While great improvements have been made in the treatment of age-related diseases such as heart disease, type-2 diabetes, and even Alzheimer's Disease, for metastatic cancer there is no cure. Cancer is a disease of the elderly, with metastatic cancer responsible for ∼90% of all cancer mortality. The current gold standard for treatment includes surgery, followed by chemotherapy or radiation, all of which poorly target metastases. Currently, cancer immunotherapy has generated enormous interest because it manipulates the patient’s own T cells to destroy their tumors and metastases. However, major hurdles still need to be overcome, most notably the decline in T cell functions during aging (called immunosenescence), which is the most likely reason for current treatment failures in T cell immunotherapy.

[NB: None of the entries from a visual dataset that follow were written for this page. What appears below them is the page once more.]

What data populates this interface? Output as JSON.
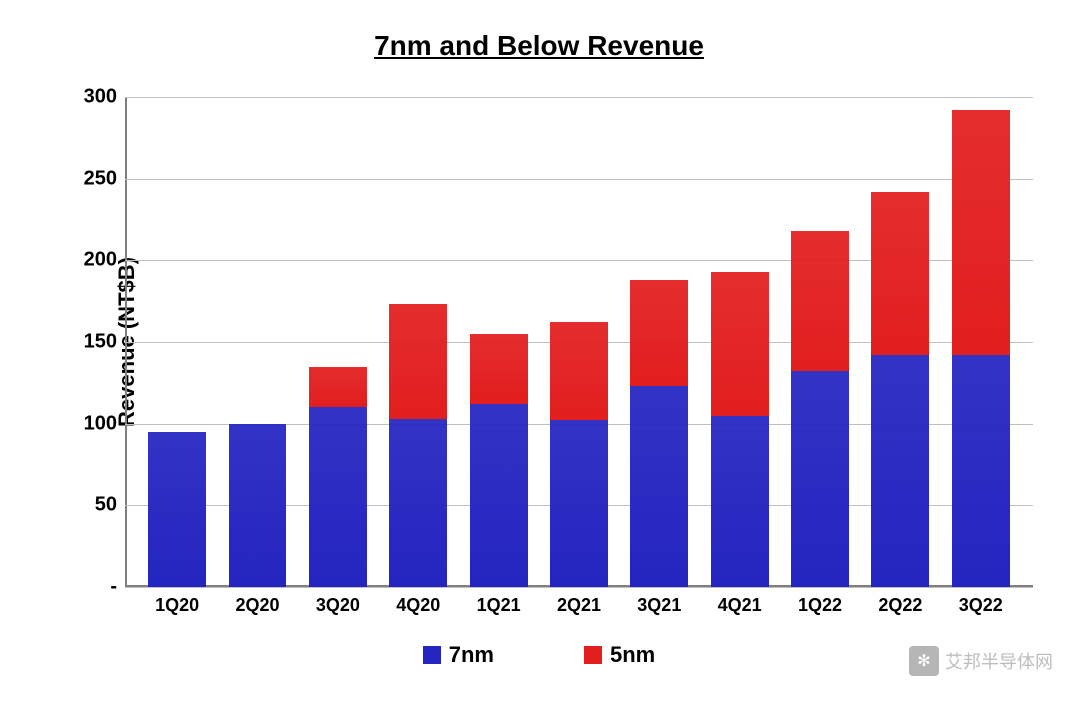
{
  "chart": {
    "type": "stacked-bar",
    "title": "7nm and Below Revenue",
    "title_fontsize": 28,
    "ylabel": "Revenue (NT$B)",
    "ylabel_fontsize": 22,
    "ylim": [
      0,
      300
    ],
    "ytick_step": 50,
    "yticks": [
      {
        "value": 0,
        "label": "-"
      },
      {
        "value": 50,
        "label": "50"
      },
      {
        "value": 100,
        "label": "100"
      },
      {
        "value": 150,
        "label": "150"
      },
      {
        "value": 200,
        "label": "200"
      },
      {
        "value": 250,
        "label": "250"
      },
      {
        "value": 300,
        "label": "300"
      }
    ],
    "categories": [
      "1Q20",
      "2Q20",
      "3Q20",
      "4Q20",
      "1Q21",
      "2Q21",
      "3Q21",
      "4Q21",
      "1Q22",
      "2Q22",
      "3Q22"
    ],
    "series": [
      {
        "name": "7nm",
        "color": "#2424c0",
        "values": [
          95,
          100,
          110,
          103,
          112,
          102,
          123,
          105,
          132,
          142,
          142
        ]
      },
      {
        "name": "5nm",
        "color": "#e21e1e",
        "values": [
          0,
          0,
          25,
          70,
          43,
          60,
          65,
          88,
          86,
          100,
          150
        ]
      }
    ],
    "bar_width": 0.72,
    "background_color": "#ffffff",
    "grid_color": "#bfbfbf",
    "axis_color": "#808080",
    "tick_fontsize": 20,
    "xtick_fontsize": 18,
    "legend_fontsize": 22,
    "legend": [
      {
        "label": "7nm",
        "color": "#2424c0"
      },
      {
        "label": "5nm",
        "color": "#e21e1e"
      }
    ]
  },
  "watermark": {
    "text": "艾邦半导体网",
    "icon_glyph": "✻"
  }
}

We developed a mode of cancer immunotherapy that takes immunosenescence into account. Using an attenuated bacterium, Listeria monocytogenes (Listeria), we can deliver so-called recall antigens (Listeria-RA) directly into tumor cells with high efficiency. This is possible because this attenuated Listeria selectively infects tumor cells (see below). Recall antigens are antigens to which the cancer patient has been exposed early in life, such as tetanus toxoid (TT), measlevirus (MV) and poliovirus (PV). Virtually all individuals have nowadays been vaccinated against such diseases resulting in memory T cells, circulating in blood for life, that can be reactivated by Listeria-RA at any time, even at old age, and then kill the Listeria-RA-infected tumor cells. So, even if in an aged cancer patient there are no longer well-functioning T cells, the existing memory T cells can still mount a very powerful immune response.

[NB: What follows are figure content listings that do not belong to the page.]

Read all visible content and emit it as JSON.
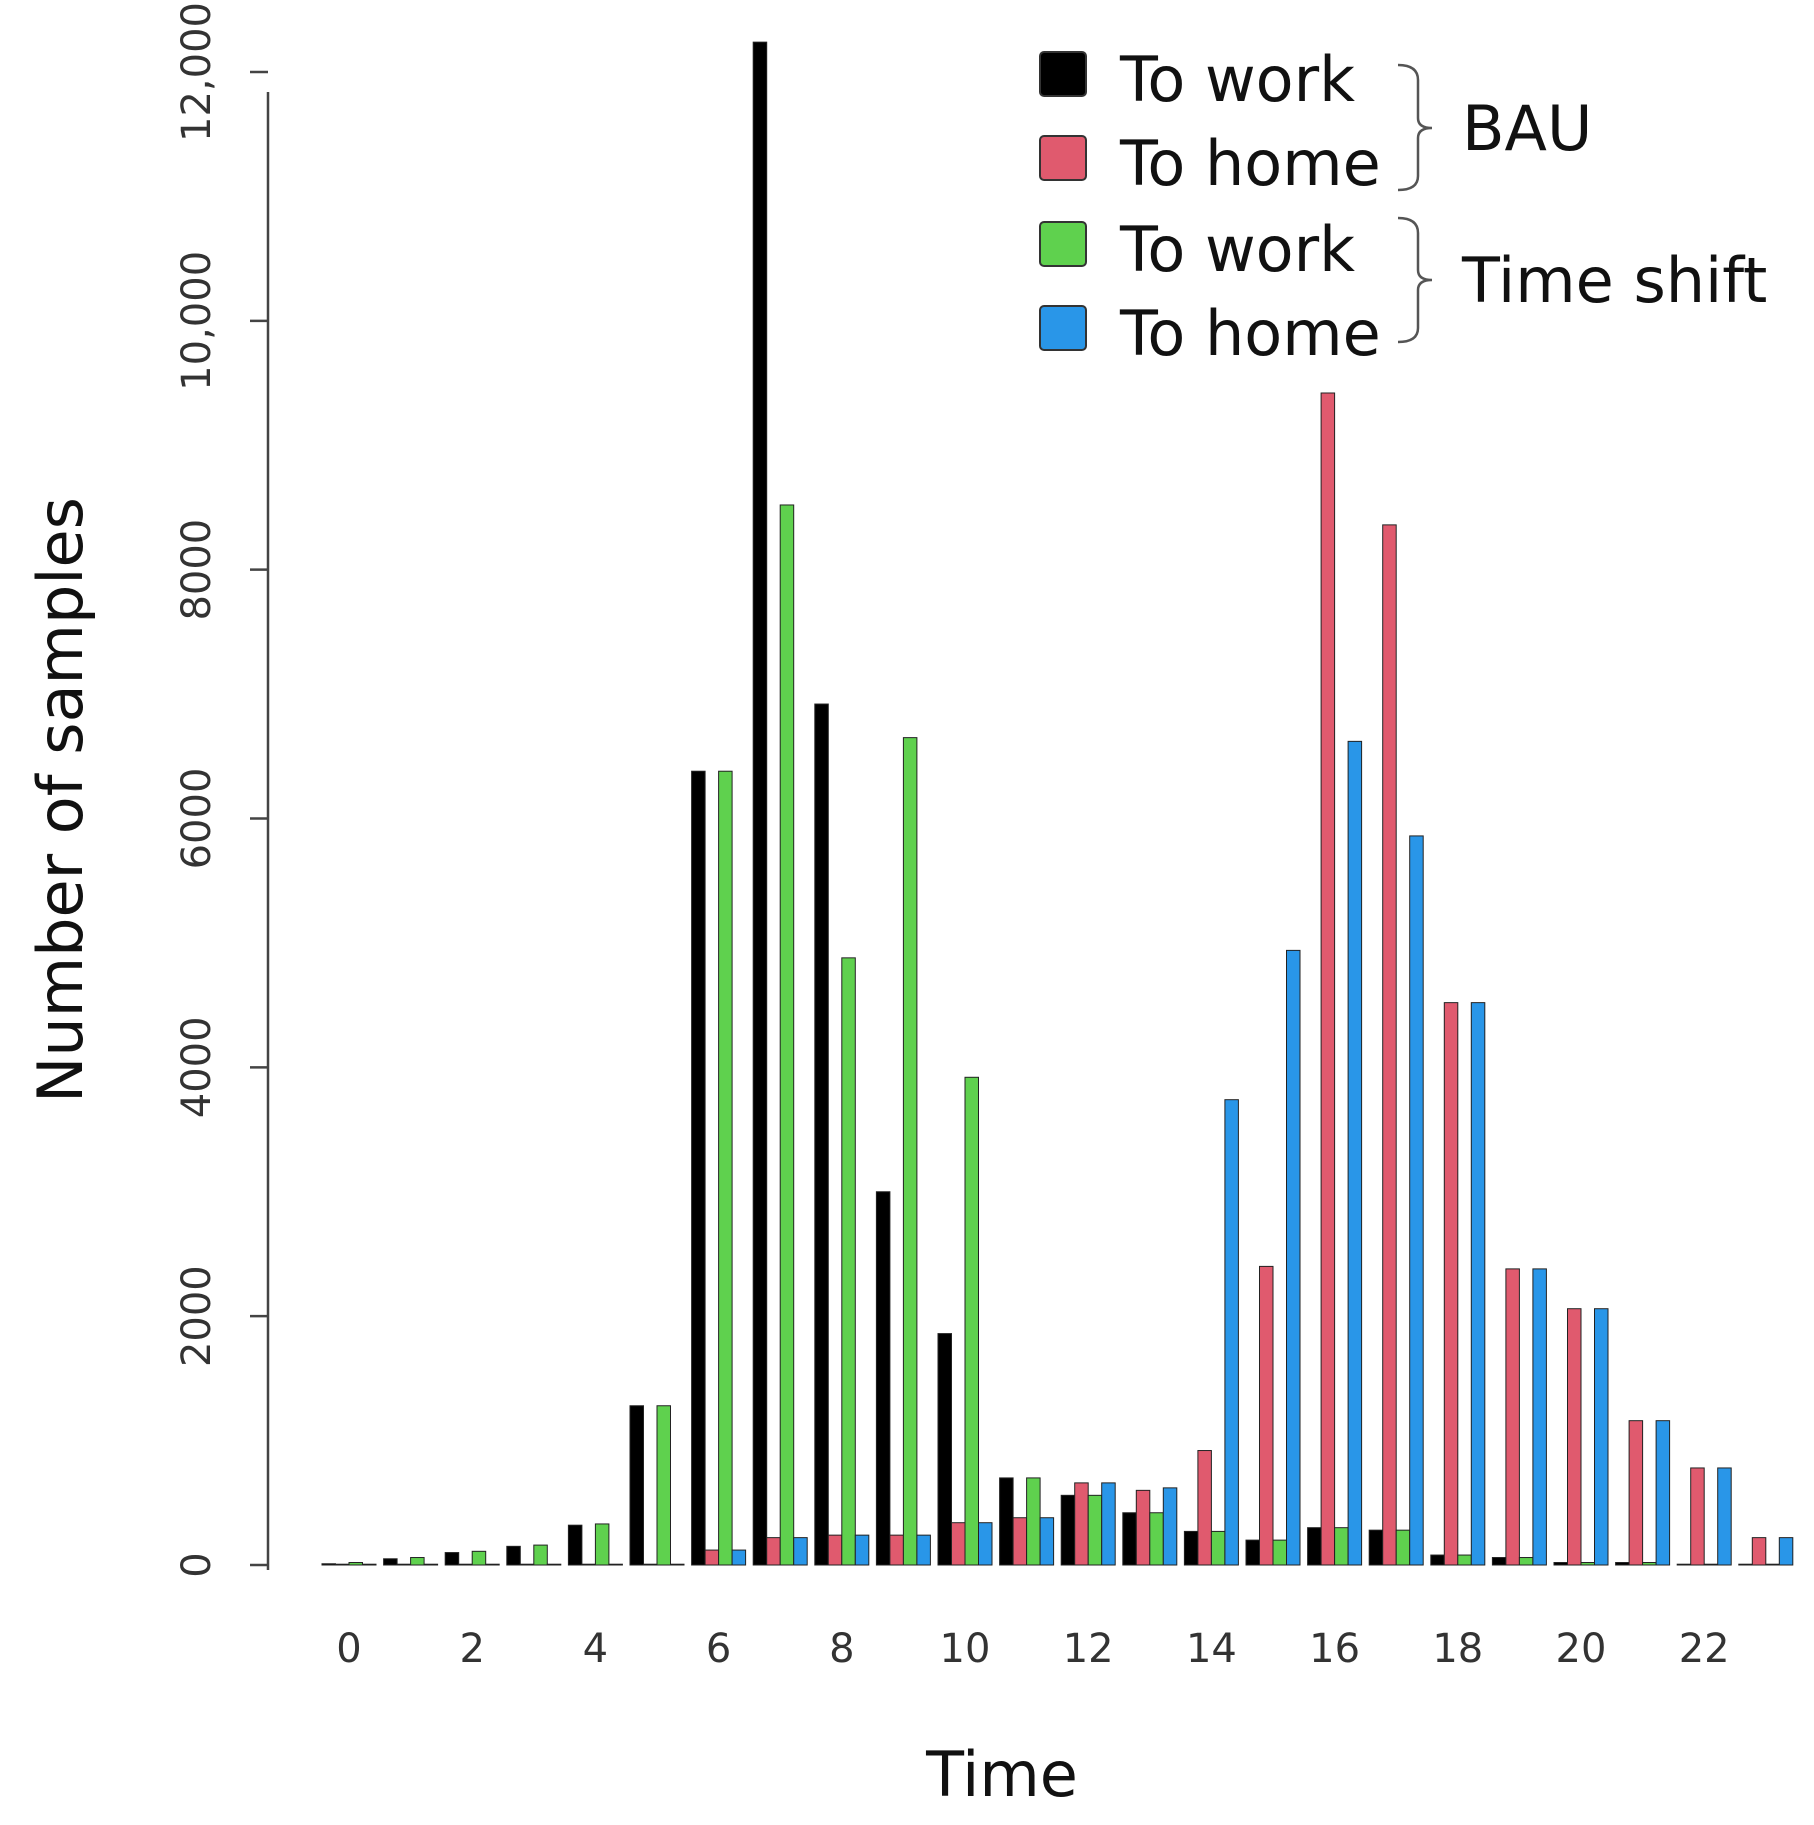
{
  "chart_data": {
    "type": "bar",
    "xlabel": "Time",
    "ylabel": "Number of samples",
    "ylim": [
      0,
      12000
    ],
    "y_ticks": [
      {
        "value": 0,
        "label": "0"
      },
      {
        "value": 2000,
        "label": "2000"
      },
      {
        "value": 4000,
        "label": "4000"
      },
      {
        "value": 6000,
        "label": "6000"
      },
      {
        "value": 8000,
        "label": "8000"
      },
      {
        "value": 10000,
        "label": "10,000"
      },
      {
        "value": 12000,
        "label": "12,000"
      }
    ],
    "x_tick_labels": [
      "0",
      "2",
      "4",
      "6",
      "8",
      "10",
      "12",
      "14",
      "16",
      "18",
      "20",
      "22"
    ],
    "x_tick_hours": [
      0,
      2,
      4,
      6,
      8,
      10,
      12,
      14,
      16,
      18,
      20,
      22
    ],
    "categories": [
      0,
      1,
      2,
      3,
      4,
      5,
      6,
      7,
      8,
      9,
      10,
      11,
      12,
      13,
      14,
      15,
      16,
      17,
      18,
      19,
      20,
      21,
      22,
      23
    ],
    "series": [
      {
        "name": "To work",
        "group": "BAU",
        "color": "#000000",
        "values": [
          10,
          50,
          100,
          150,
          320,
          1280,
          6380,
          12240,
          6920,
          3000,
          1860,
          700,
          560,
          420,
          270,
          200,
          300,
          280,
          80,
          60,
          20,
          20,
          0,
          0
        ]
      },
      {
        "name": "To home",
        "group": "BAU",
        "color": "#e05a6e",
        "values": [
          0,
          0,
          0,
          0,
          0,
          0,
          120,
          220,
          240,
          240,
          340,
          380,
          660,
          600,
          920,
          2400,
          9420,
          8360,
          4520,
          2380,
          2060,
          1160,
          780,
          220
        ]
      },
      {
        "name": "To work",
        "group": "Time shift",
        "color": "#5fd14e",
        "values": [
          20,
          60,
          110,
          160,
          330,
          1280,
          6380,
          8520,
          4880,
          6650,
          3920,
          700,
          560,
          420,
          270,
          200,
          300,
          280,
          80,
          60,
          20,
          20,
          0,
          0
        ]
      },
      {
        "name": "To home",
        "group": "Time shift",
        "color": "#2996e8",
        "values": [
          0,
          0,
          0,
          0,
          0,
          0,
          120,
          220,
          240,
          240,
          340,
          380,
          660,
          620,
          3740,
          4940,
          6620,
          5860,
          4520,
          2380,
          2060,
          1160,
          780,
          220
        ]
      }
    ],
    "legend": {
      "position": "top-right",
      "groups": [
        {
          "label": "BAU",
          "entries": [
            "To work",
            "To home"
          ]
        },
        {
          "label": "Time shift",
          "entries": [
            "To work",
            "To home"
          ]
        }
      ]
    }
  }
}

An interesting aspect of our approach is that it turns one of the tumor's strengths (its capacity to suppress the immune response in its immediate surroundings) into a weakness. Indeed, while even the immune response of an aged individual can easily remove our attenuated Listeria variant from healthy tissues (there are virtually no side effects!), it cannot do so in the immediate environment of the tumor cells due to immune suppression. This allows the Listeria to selectively survive and multiply in the tumors and metastases but not in healthy tissues, as mentioned above (Fig 1, Attachment 1). Moreover, as we discovered in the past, Listeria also kills tumor cells directly. This combination of direct kill and memory T cell based immunogenic kill is enough to effectively remove metastases and guarantee long-term survival. Recently, we received funding from the Pancreatic Cancer Action Network (PCAN) to test this approach of Listeria-RA against pancreatic cancer. We are now testing various RAs in metastatic mouse tumor models of breast and pancreatic cancer, in combination with standard chemotherapy. We showed complete elimination of metastatic pancreatic cancer in an advanced stage (Fig 2, Attachment 1), in correlation with vigorous T cell responses and tumor cell death in the pancreas (Fig 3, Attachment 1).

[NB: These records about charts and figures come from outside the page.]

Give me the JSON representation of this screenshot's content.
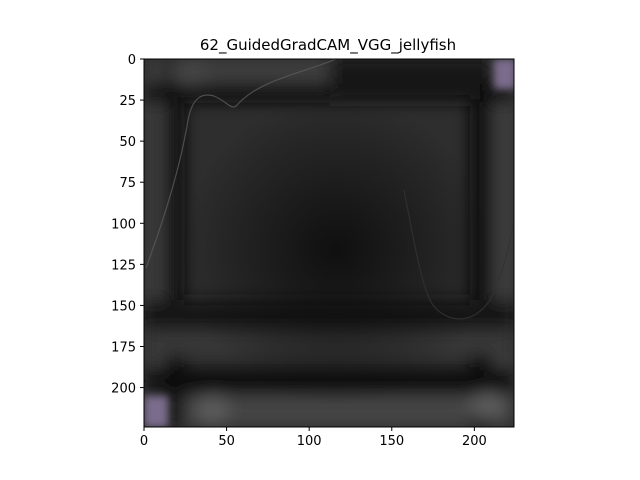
{
  "chart_data": {
    "type": "heatmap",
    "title": "62_GuidedGradCAM_VGG_jellyfish",
    "xlabel": "",
    "ylabel": "",
    "xlim": [
      0,
      224
    ],
    "ylim": [
      224,
      0
    ],
    "x_ticks": [
      0,
      50,
      100,
      150,
      200
    ],
    "y_ticks": [
      0,
      25,
      50,
      75,
      100,
      125,
      150,
      175,
      200
    ],
    "grid": false,
    "image_description_colors": {
      "background": "#2b2b2b",
      "dark_band": "#080808",
      "light_band": "#4a4a4a",
      "corner_tint": "#7a6c8c"
    }
  }
}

The central question in the current proposal is whether effective elimination of cancer will extend lifespan. Indeed, were it not for cancer, various highly promising anti-aging approaches, such as rapamycin, resveratrol or metformin, and various other compounds are likely to significantly increase human healthy life span. With the availability of cancer immunotherapy using our Listeria-RA approach that is also effective at old age, we will now be able to use these interventions much more effectively, with gains in life span that could be enormous. To evaluate this approach, we will test our Listeria-RA in female and male BALB/c mice that naturally age and develop spontaneous tumors and metastases. Indeed, metastatic cancer as a cause of natural death during aging is even more common in mice than in humans. First, memory T cells will be generated with the human childhood vaccines to RA in relatively young BALB/c mice when immune responses are still vigorous (12 months of age). Then, we will let the mice age (lifespan of BALB/c mice is 638 +/- 260 days). Once the first spontaneous tumors and metastases occur (17 months)(verified by PET/CT before and after treatment) we will start administering the Listeria-RA and chemotherapy (one cycle every three months until death). At the end of life, when mice become moribund they will be euthanized (time point of death will be used as survival endpoint), and the effect of therapy will be analyzed on tumors and metastases in correlation with survival rates and health. From this data we will determine the median and maximal lifespan. For healthy lifespan, Einstein’s Histo and Comparative Pathology Facility will perform a complete histopathology examination, and The Institute of Aging Research and the Nathan Shock Center of Excellence in the Biology of Aging will perform a complete physical exam. Also T cell responses to the RAs will be analyzed.